Your frustration lies not with the merchant but with the recognition that he is much like you an actor in a scarce - and occasionally dry - world. He does not exist to serve others out of altruism but to make a profit. And so do you. You wish to obtain a $100 water bottle while paying only $2.
Exploitation
We cannot attribute every perceived injustice to the merchant’s greed. Nonetheless, the critics of capitalism correctly identify an ever present unfairness in the world. However, the outcry is often misplaced. The $100 you paid is in truth a proxy for the labor you endured to obtain it. Unless you minted the money yourself, you likely earned that money by creating value for someone else sufficient in convincing them to part with $100 in exchange for what you provided, instead of that of another's labor. Suppose earning $100 required 10 units of your own labor, where a unit reflects effort, difficulty, or sacrifice undertaken out of necessity. This necessity arises from scarcity—you must labor to survive, just as a machine must be refueled to continue running.

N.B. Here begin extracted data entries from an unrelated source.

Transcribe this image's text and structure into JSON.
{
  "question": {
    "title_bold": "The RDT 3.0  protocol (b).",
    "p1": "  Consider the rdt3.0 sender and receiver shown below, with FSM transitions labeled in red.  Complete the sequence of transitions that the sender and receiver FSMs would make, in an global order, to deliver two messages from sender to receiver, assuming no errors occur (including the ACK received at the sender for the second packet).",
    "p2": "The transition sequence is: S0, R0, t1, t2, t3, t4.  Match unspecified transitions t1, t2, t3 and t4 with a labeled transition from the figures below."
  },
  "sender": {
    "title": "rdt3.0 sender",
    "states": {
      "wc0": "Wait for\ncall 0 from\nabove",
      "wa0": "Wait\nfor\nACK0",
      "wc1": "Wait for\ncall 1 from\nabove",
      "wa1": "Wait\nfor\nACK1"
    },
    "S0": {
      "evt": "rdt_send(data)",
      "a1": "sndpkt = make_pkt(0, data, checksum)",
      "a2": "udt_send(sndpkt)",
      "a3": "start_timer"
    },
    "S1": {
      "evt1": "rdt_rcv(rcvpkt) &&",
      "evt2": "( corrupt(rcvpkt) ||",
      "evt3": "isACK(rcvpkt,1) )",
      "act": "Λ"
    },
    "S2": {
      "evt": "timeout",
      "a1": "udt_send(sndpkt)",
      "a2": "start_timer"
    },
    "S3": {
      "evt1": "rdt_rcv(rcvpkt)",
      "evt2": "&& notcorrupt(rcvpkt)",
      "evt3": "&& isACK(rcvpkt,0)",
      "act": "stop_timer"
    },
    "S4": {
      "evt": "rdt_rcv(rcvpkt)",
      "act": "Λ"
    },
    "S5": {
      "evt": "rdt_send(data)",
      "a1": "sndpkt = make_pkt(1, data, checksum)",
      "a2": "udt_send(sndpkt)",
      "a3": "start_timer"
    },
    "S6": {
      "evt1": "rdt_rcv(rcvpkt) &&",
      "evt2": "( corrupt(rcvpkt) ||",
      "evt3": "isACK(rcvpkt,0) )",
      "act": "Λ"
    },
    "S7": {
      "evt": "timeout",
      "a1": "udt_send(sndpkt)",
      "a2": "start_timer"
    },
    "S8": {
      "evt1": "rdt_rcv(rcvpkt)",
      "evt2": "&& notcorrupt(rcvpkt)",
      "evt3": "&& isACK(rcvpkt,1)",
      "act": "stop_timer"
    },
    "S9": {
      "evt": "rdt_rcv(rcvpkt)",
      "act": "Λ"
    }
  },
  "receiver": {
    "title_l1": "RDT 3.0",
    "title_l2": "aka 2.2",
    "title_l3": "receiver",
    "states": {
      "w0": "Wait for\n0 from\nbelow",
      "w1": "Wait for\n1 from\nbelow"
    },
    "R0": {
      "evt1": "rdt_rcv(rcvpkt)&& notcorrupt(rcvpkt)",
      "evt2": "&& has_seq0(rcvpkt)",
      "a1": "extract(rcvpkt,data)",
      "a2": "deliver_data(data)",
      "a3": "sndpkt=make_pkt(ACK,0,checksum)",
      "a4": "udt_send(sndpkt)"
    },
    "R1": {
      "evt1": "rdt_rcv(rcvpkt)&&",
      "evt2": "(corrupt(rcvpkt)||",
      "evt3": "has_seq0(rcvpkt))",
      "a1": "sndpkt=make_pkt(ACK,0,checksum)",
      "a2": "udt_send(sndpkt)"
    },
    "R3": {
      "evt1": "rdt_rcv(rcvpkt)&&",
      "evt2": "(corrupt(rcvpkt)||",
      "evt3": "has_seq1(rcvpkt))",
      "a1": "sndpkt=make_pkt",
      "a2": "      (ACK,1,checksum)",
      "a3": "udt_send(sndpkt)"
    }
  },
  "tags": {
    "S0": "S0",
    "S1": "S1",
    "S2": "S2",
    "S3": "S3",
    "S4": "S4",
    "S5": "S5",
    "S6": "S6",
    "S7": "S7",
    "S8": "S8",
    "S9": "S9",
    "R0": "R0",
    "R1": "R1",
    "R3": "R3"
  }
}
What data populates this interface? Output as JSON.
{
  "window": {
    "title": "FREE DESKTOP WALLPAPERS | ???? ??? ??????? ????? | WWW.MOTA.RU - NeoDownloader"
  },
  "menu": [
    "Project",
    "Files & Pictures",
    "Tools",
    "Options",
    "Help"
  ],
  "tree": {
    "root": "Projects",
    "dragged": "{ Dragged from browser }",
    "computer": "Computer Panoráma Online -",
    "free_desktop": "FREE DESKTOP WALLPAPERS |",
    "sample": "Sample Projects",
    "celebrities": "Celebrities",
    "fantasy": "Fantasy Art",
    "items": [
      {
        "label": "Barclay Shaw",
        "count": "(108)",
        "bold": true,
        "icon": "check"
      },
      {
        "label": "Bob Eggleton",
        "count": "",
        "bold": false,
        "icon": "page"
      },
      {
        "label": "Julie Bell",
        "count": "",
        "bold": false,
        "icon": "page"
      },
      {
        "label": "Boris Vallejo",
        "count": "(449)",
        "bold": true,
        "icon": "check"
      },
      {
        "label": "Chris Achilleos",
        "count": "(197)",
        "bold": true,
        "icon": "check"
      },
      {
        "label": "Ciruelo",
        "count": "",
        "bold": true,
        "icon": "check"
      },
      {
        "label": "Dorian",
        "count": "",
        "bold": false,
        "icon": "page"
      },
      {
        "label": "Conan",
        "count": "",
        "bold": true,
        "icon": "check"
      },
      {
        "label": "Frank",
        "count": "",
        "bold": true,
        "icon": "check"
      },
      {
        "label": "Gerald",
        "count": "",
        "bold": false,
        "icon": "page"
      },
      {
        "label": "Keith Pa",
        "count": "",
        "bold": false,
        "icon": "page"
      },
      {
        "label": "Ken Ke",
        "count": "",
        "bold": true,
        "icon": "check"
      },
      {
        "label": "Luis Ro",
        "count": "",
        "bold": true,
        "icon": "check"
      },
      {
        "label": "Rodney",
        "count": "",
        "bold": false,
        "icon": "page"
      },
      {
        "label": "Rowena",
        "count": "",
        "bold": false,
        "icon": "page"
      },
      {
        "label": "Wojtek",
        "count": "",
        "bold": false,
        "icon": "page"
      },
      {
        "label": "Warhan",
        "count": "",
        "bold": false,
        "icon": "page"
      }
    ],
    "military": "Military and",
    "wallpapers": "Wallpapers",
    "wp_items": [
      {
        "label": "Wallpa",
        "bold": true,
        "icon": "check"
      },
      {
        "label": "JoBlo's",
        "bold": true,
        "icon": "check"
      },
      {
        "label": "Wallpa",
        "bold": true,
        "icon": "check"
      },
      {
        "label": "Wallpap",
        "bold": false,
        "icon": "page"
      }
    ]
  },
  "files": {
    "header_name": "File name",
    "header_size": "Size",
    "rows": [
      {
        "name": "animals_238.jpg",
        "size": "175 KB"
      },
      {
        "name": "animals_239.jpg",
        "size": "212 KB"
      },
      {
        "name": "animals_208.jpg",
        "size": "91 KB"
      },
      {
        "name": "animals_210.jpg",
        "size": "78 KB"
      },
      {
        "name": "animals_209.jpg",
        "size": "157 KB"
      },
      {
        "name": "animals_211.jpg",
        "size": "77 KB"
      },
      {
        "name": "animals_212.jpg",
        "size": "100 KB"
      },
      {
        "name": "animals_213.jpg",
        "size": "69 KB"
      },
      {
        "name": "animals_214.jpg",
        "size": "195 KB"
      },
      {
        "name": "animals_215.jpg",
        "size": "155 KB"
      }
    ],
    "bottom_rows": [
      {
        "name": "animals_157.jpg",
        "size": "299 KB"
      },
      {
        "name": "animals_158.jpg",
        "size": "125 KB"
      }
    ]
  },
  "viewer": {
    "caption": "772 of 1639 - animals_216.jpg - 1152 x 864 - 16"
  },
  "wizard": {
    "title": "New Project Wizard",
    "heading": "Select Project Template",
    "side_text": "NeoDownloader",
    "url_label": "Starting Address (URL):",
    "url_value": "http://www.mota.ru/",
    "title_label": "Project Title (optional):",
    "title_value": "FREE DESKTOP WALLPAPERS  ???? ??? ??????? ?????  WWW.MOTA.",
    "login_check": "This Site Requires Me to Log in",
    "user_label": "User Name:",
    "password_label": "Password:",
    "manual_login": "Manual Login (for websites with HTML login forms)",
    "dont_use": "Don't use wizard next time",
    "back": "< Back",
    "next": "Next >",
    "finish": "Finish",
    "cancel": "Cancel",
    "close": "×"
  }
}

Exploitation occurs when someone robs you of the product of your labor. Imagine the merchant built a fence around a naturally occurring oasis to charge you for water you could have otherwise accessed freely. In this case, he has inserted himself into your life, creating an artificial scarcity to coerce you. The labor you expended to earn $100 could have secured both water and food, but now it must go solely toward the water. The merchant’s intervention has forced you to labor more for the same outcome. This coercion constitutes exploitation, and in fact, having stolen your labor, it constitutes slavery.
By wielding power over your circumstances, he has stolen the product of your labor without fair compensation. A slave labors not as a consequence of their desire of profit over their present and naturally formed material condition. Instead, they labor under the threat of an artificially imposed material condition. When individuals manipulate scarcity to this degree, it becomes the exploitative system critics denounce. This can occur under any economic framework, capitalism included. The problem is not profit itself but profit derived from uncompensated labor, forced by coercion and power imbalances.
Capitalism’s greatest flaw is not the existence of profit but its innate inaction in ensuring that labor is fairly compensated.
The Government
This is why we need government. The government is a group project of like-minded citizens towards a collective idea of what ought to be. The government performs and enables outcomes that would of otherwise not occurred naturally.
Capitalism is an economic system, not a means of producing moral good. For that, a framework that supersedes the economic system must exist.
We want cheap produce. But many would be willing to pay a higher price if it ensured that all the labor expended on it was compensated for. Capitalism is not equipped with the instruments required to ensure this. Where power imbalance can occur, so can coercion. To overcome this we require government. It isn't possible for the average consumer to know precisely the costs involved in the production of every good and service. However, if the citizenry at large merely wish it to be the case that unaccounted for labor is minimized, then a government is more than equipped to act upon it. If capitalism is the invisible hand, then the government is the iron fist.
Regulation
Regulation must regulate capitalist enterprise in the direction of fairly compensated labor. It should not be squashed merely because it does not, of its own accord resolve to equal outcome for all. If we wish an equal outcome for all, we must nurture an economy capable of produce enough.